This randomized controlled trial evaluates a family-centered comfort intervention for children hospitalized in a pediatric intensive care unit. The intervention consists of listening to the mother's voice, environmental light regulation, and use of a weighted blanket, delivered in addition to routine nursing care. Outcomes include child comfort, anxiety, fear, and sleep parameters, as well as parental anxiety and satisfaction with care. The study will determine whether the intervention improves child and parent outcomes compared with routine care.

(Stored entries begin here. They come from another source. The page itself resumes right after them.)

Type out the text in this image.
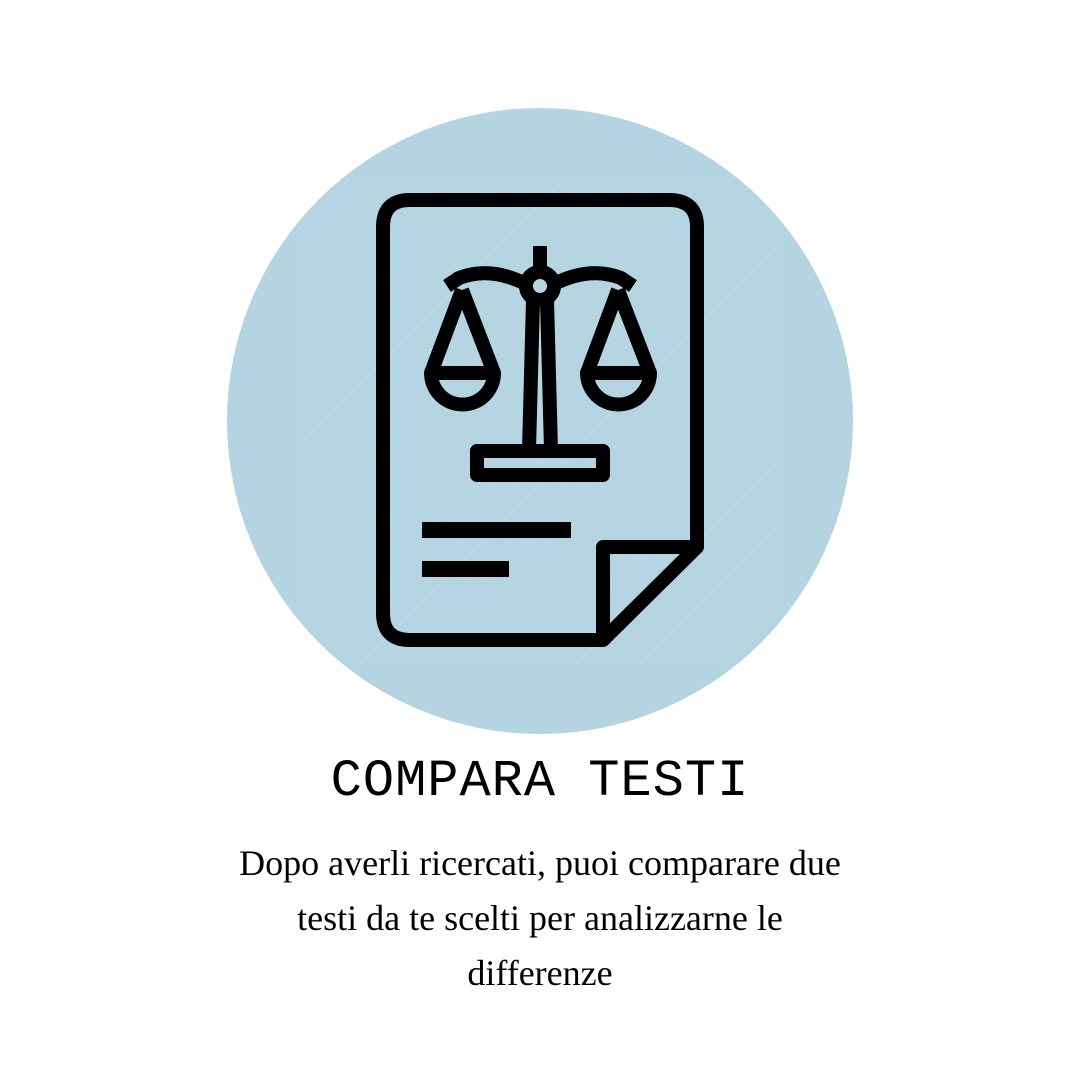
COMPARA TESTI

Dopo averli ricercati, puoi comparare due testi da te scelti per analizzarne le differenze
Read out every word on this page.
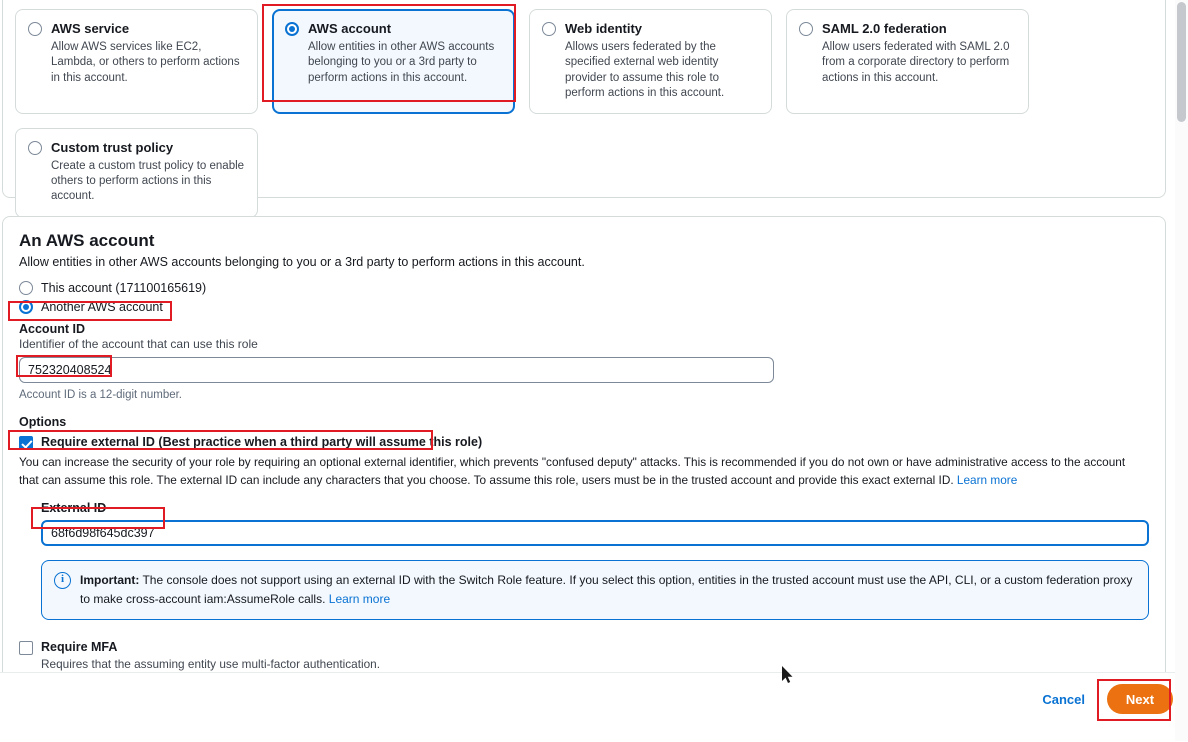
AWS service
Allow AWS services like EC2, Lambda, or others to perform actions in this account.
AWS account
Allow entities in other AWS accounts belonging to you or a 3rd party to perform actions in this account.
Web identity
Allows users federated by the specified external web identity provider to assume this role to perform actions in this account.
SAML 2.0 federation
Allow users federated with SAML 2.0 from a corporate directory to perform actions in this account.
Custom trust policy
Create a custom trust policy to enable others to perform actions in this account.
An AWS account
Allow entities in other AWS accounts belonging to you or a 3rd party to perform actions in this account.
This account (171100165619)
Another AWS account
Account ID
Identifier of the account that can use this role
752320408524
Account ID is a 12-digit number.
Options
Require external ID (Best practice when a third party will assume this role)
You can increase the security of your role by requiring an optional external identifier, which prevents "confused deputy" attacks. This is recommended if you do not own or have administrative access to the account that can assume this role. The external ID can include any characters that you choose. To assume this role, users must be in the trusted account and provide this exact external ID. Learn more
External ID
68f6d98f645dc397
i	Important: The console does not support using an external ID with the Switch Role feature. If you select this option, entities in the trusted account must use the API, CLI, or a custom federation proxy to make cross-account iam:AssumeRole calls. Learn more
Require MFA
Requires that the assuming entity use multi-factor authentication.
Cancel	Next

This randomized controlled trial will be conducted in a PICU to evaluate the effectiveness of a family-centered comfort intervention based on Kolcaba's Comfort Theory. Eligible children and their parents will be enrolled after consent and randomly assigned to an intervention group or a control group. The control group will receive routine nursing care. The intervention group will receive routine care plus a multidimensional comfort intervention including maternal voice exposure, environmental light regulation, and a weighted blanket. Child outcomes will include comfort, anxiety, fear, and sleep parameters. Parent outcomes will include state anxiety and satisfaction with care. Assessments will be performed at baseline, 24 hours after admission, and 12 hours after completion of the intervention. The primary objective is to determine whether the intervention improves child comfort and related outcomes, and whether it positively affects parental anxiety and satisfaction compared with routine care.
Study Type
INTERVENTIONAL
Allocation
RANDOMIZED
Purpose
SUPPORTIVE_CARE
Masking
SINGLE
Enrollment
86
Storytelling with the mother's voice, dimmed lighting, and weighted blanket administered by the researcher to children in the intervention group.

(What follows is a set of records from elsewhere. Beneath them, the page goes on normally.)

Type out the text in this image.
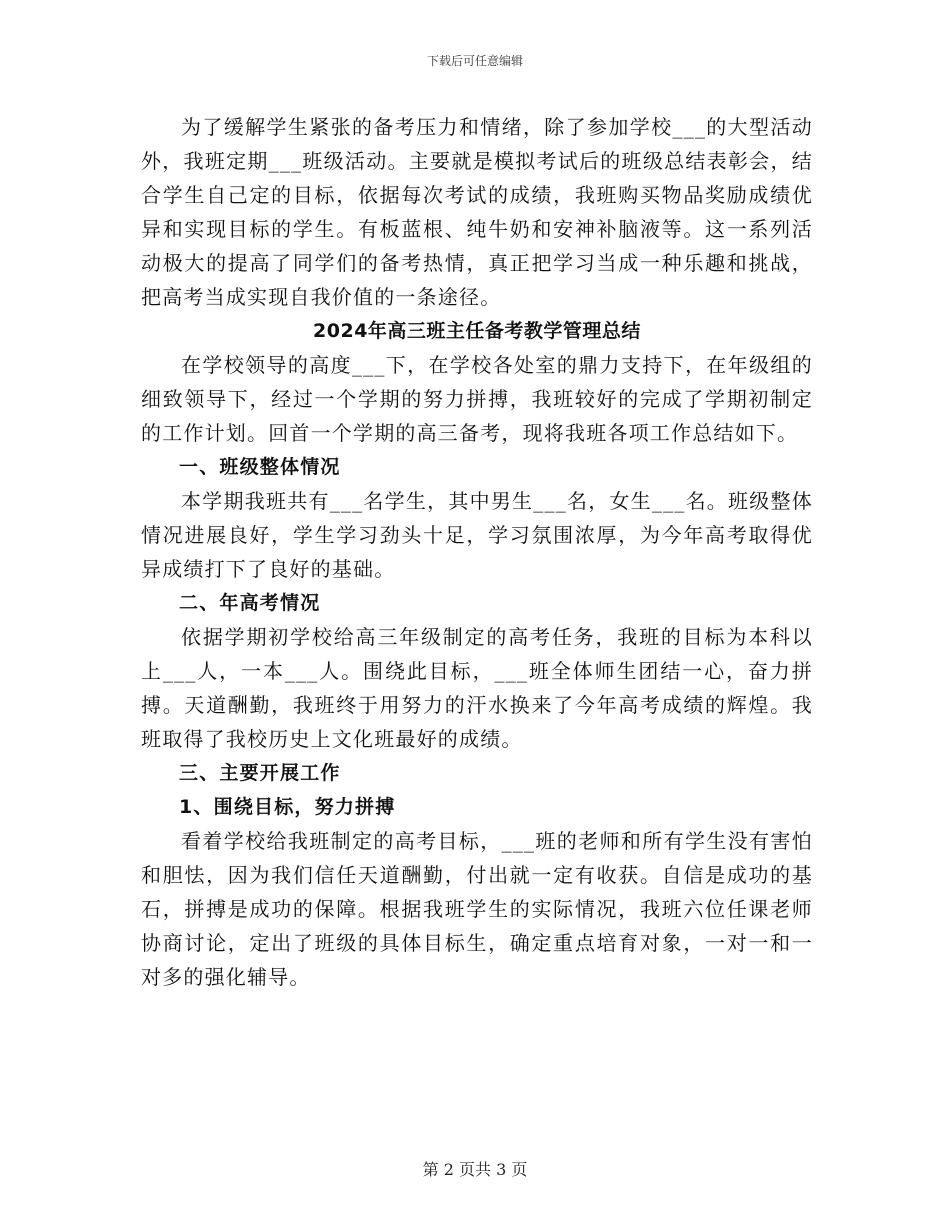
下载后可任意编辑

为了缓解学生紧张的备考压力和情绪，除了参加学校___的大型活动外，我班定期___班级活动。主要就是模拟考试后的班级总结表彰会，结合学生自己定的目标，依据每次考试的成绩，我班购买物品奖励成绩优异和实现目标的学生。有板蓝根、纯牛奶和安神补脑液等。这一系列活动极大的提高了同学们的备考热情，真正把学习当成一种乐趣和挑战，把高考当成实现自我价值的一条途径。

2024年高三班主任备考教学管理总结

在学校领导的高度___下，在学校各处室的鼎力支持下，在年级组的细致领导下，经过一个学期的努力拼搏，我班较好的完成了学期初制定的工作计划。回首一个学期的高三备考，现将我班各项工作总结如下。

一、班级整体情况

本学期我班共有___名学生，其中男生___名，女生___名。班级整体情况进展良好，学生学习劲头十足，学习氛围浓厚，为今年高考取得优异成绩打下了良好的基础。

二、年高考情况

依据学期初学校给高三年级制定的高考任务，我班的目标为本科以上___人，一本___人。围绕此目标，___班全体师生团结一心，奋力拼搏。天道酬勤，我班终于用努力的汗水换来了今年高考成绩的辉煌。我班取得了我校历史上文化班最好的成绩。

三、主要开展工作

1、围绕目标，努力拼搏

看着学校给我班制定的高考目标，___班的老师和所有学生没有害怕和胆怯，因为我们信任天道酬勤，付出就一定有收获。自信是成功的基石，拼搏是成功的保障。根据我班学生的实际情况，我班六位任课老师协商讨论，定出了班级的具体目标生，确定重点培育对象，一对一和一对多的强化辅导。

第 2 页共 3 页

Routine care provided to children in the control group without additional comfort interventions.
COMFORT-B Behavioral Comfort Scale Total Score (6-30)
Behavioral comfort assessed using the COMFORT-B Behavioral Comfort Scale. Six items scored from 1 to 5. Total score ranges from 6 to 30. Higher scores indicate lower comfort.
Time frame: Baseline; 24 hours after admission; 12 hours after intervention
Children's Fear Scale (CFS) Five-Face Visual Self-Report Fear Scale Total Score (0-4)
Fear intensity assessed using the validated Children's Fear Scale (CFS), a five-face visual self-report scale. Scores range from 0 (no fear) to 4 (extreme fear). Higher scores indicate greater fear.
Time frame: Baseline; 24 hours after admission; 12 hours after intervention
Child Anxiety Meter (CAM) Visual Analog Scale Total Score (0-10)
Situational anxiety assessed using the Child Anxiety Meter (CAM), a thermometer-style visual analog scale ranging from 0 (no anxiety) to 10 (extreme anxiety). Higher scores indicate greater anxiety.
Time frame: Baseline; 24 hours after admission; 12 hours after intervention
Spielberger State Anxiety Inventory (STAI-S) Parent Total Score (20-80)
20-item questionnaire measuring parental situational anxiety. Higher scores indicate higher anxiety.
Time frame: Baseline; 12 hours after intervention
Pediatric Quality of Life Inventory (PedsQL) Healthcare Satisfaction Parent Report Total Score (0-100)
25-item parent-reported questionnaire assessing satisfaction with healthcare services. Higher scores indicate greater satisfaction.
Time frame: 24 hours after admission; 12 hours after intervention
Total Sleep Duration Measured by Wrist Actigraphy (minutes)
Total sleep time recorded using wrist actigraphy.
Time frame: 24 hours after admission; 12 hours after intervention
Number of Night Awakenings Measured by Wrist Actigraphy (count)
Number of awakenings recorded using wrist actigraphy.
Time frame: 24 hours after admission; 12 hours after intervention
Sleep Efficiency Measured by Wrist Actigraphy (%)
Percentage of time asleep while in bed recorded using wrist actigraphy.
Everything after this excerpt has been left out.